If you've read Clancy's work, you know that while his characters do what's necessary they still remain firmly on the side of law, order, and the American way even in the Rainbow Six series. The Division is not what a fan of Clancy would recognize as his typical heroic figures. Maybe at best the Division is styled of the character John Clark, but the Division itself is nothing like a heroic organization Clancy would create. If anything the Division is something that Clancy would have used as, at best, well-intentioned extremists. The Division is not something Tom Clancy would have used in any truly heroic light, it's something Clancy would have used to illustrate the dangers of an organization being so buried inside the government and allowed to do what is necessary, even in the worst situations.
I could care less about claims of repetitive gameplay and bad online mechanics honestly. It's the fact that Ubisoft couldn't get Clancy's style right.
VideoGame Not worth your time
The Division is a third person shooter action-MMO. The premise of the game is that someone has released an engineered supervirus in New York City. You are a member of The Division, a top-secret organization of sleeper agents who are activated to help bring order to the city.
You go into New York City and establish order by killing rioters, looters, sanitation workers with flamethrowers, criminals, and private military company folks who are all trying to take over the city.
Alas, despite this pretend-variety, in reality, most enemies fight pretty similarly – there’s some difference with the sanitation workers (the cleaners) because of their flamethrowers, but otherwise the factions are largely interchangeable, save for the fact that the PMC faction has three types of special characters, as opposed to one for the other factions.
The enemies are mostly pretty samey. There’s a handful of special enemy types, but they are basically ordinary enemies with some added ability. The only real exceptions are some “unique” enemies, who are anything but unique but which have more health and sometimes play a bit more differently, with a couple of big, heavy characters and one who carries around a shield to block your attacks with. By the end of it, enemies are very rote.
The Division is a new kind of MMO – a primarily single-player experience wherein you will never encounter another player in most of the game area due to almost the entire world being an instanced area for the player alone. You can play with other people at will, but you can also play it as a single-player experience, and frankly, it works just fine as one and doesn’t feel like it gets much added to it from multiplayer.

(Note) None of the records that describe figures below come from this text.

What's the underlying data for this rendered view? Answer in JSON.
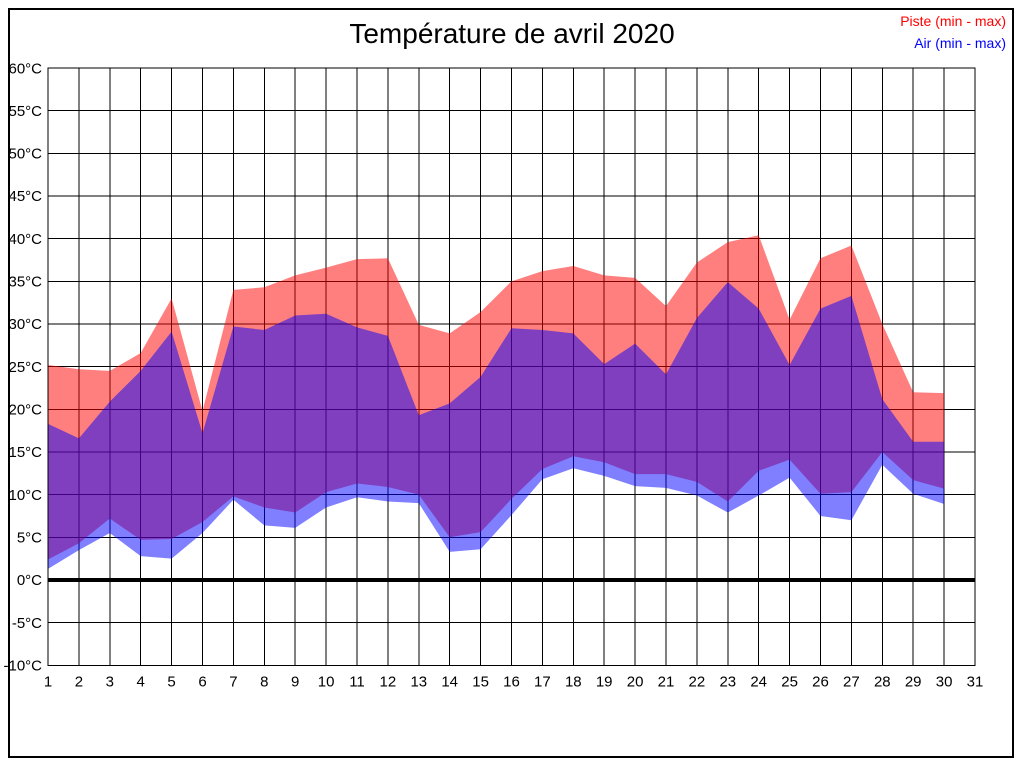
{
  "figure": {
    "title": "Température de avril 2020",
    "legend_piste": "Piste (min - max)",
    "legend_air": "Air (min - max)",
    "legend_piste_color": "#ff0000",
    "legend_air_color": "#0000ff"
  },
  "chart_data": {
    "type": "area",
    "title": "Température de avril 2020",
    "xlabel": "",
    "ylabel": "",
    "xlim": [
      1,
      31
    ],
    "ylim": [
      -10,
      60
    ],
    "y_tick_step": 5,
    "y_tick_suffix": "°C",
    "x_ticks": [
      1,
      2,
      3,
      4,
      5,
      6,
      7,
      8,
      9,
      10,
      11,
      12,
      13,
      14,
      15,
      16,
      17,
      18,
      19,
      20,
      21,
      22,
      23,
      24,
      25,
      26,
      27,
      28,
      29,
      30,
      31
    ],
    "grid": true,
    "zero_line_bold": true,
    "legend_position": "top-right",
    "days": [
      1,
      2,
      3,
      4,
      5,
      6,
      7,
      8,
      9,
      10,
      11,
      12,
      13,
      14,
      15,
      16,
      17,
      18,
      19,
      20,
      21,
      22,
      23,
      24,
      25,
      26,
      27,
      28,
      29,
      30
    ],
    "series": [
      {
        "name": "Piste max",
        "band": "piste",
        "values": [
          25.2,
          24.7,
          24.5,
          26.6,
          33.0,
          19.8,
          34.0,
          34.3,
          35.7,
          36.6,
          37.6,
          37.7,
          29.9,
          28.9,
          31.4,
          35.0,
          36.2,
          36.8,
          35.7,
          35.4,
          32.1,
          37.2,
          39.6,
          40.4,
          30.5,
          37.7,
          39.2,
          30.0,
          22.0,
          21.9
        ]
      },
      {
        "name": "Piste min",
        "band": "piste",
        "values": [
          2.4,
          4.3,
          7.2,
          4.7,
          4.8,
          6.8,
          9.8,
          8.5,
          7.9,
          10.3,
          11.3,
          10.9,
          10.0,
          5.0,
          5.6,
          9.5,
          13.0,
          14.5,
          13.8,
          12.4,
          12.4,
          11.5,
          9.2,
          12.8,
          14.1,
          10.1,
          10.3,
          15.0,
          11.7,
          10.7
        ]
      },
      {
        "name": "Air max",
        "band": "air",
        "values": [
          18.3,
          16.6,
          20.9,
          24.5,
          29.1,
          17.2,
          29.7,
          29.3,
          31.0,
          31.2,
          29.6,
          28.6,
          19.3,
          20.7,
          23.8,
          29.5,
          29.3,
          28.9,
          25.3,
          27.7,
          24.1,
          30.7,
          34.9,
          31.8,
          25.2,
          31.8,
          33.3,
          21.2,
          16.2,
          16.2
        ]
      },
      {
        "name": "Air min",
        "band": "air",
        "values": [
          1.3,
          3.5,
          5.5,
          2.8,
          2.5,
          5.5,
          9.4,
          6.4,
          6.1,
          8.5,
          9.7,
          9.2,
          9.0,
          3.3,
          3.6,
          7.6,
          11.8,
          13.1,
          12.2,
          11.0,
          10.8,
          9.9,
          7.9,
          9.9,
          12.0,
          7.5,
          7.0,
          13.5,
          10.1,
          8.9
        ]
      }
    ],
    "colors": {
      "piste_band": "#ff0000",
      "air_band": "#0000ff",
      "band_opacity": 0.5,
      "grid_line": "#000000",
      "axis_text": "#000000"
    }
  }
}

The real problem is the sameiness. The game is ultimately just a cycle of you going out and killing enemies to get better loot. The dungeons are just a series of battles with enemies which are, frankly, mostly interchangeable with battles you get into wandering around the city streets, save that sometimes there are reinforcements which join the battles. The quests, too, basically follow the same mold, and ultimately the game consists of “defend a location while enemies attack you in waves” and “attack enemies who are defending a location”. Basically the whole game follows this, and there is very little variety – what little variety there is mostly a function of the particular environment, and even there, there are a number of copy-pasted environments, including a sewer fight that I think I had five separate times.
The story is pretty bland – in theory, it is a neat idea, but in practice, you just don’t have any link to any of the characters (being a mute protagonist) and they’re all fairly generic. None of them are terribly voice-acted or get terrible lines, they’re just bland and lack any real depth. As such, there’s no reason to care about their plight. The civilians are all interchangeable, and there’s just so little to grab onto anywhere in the game.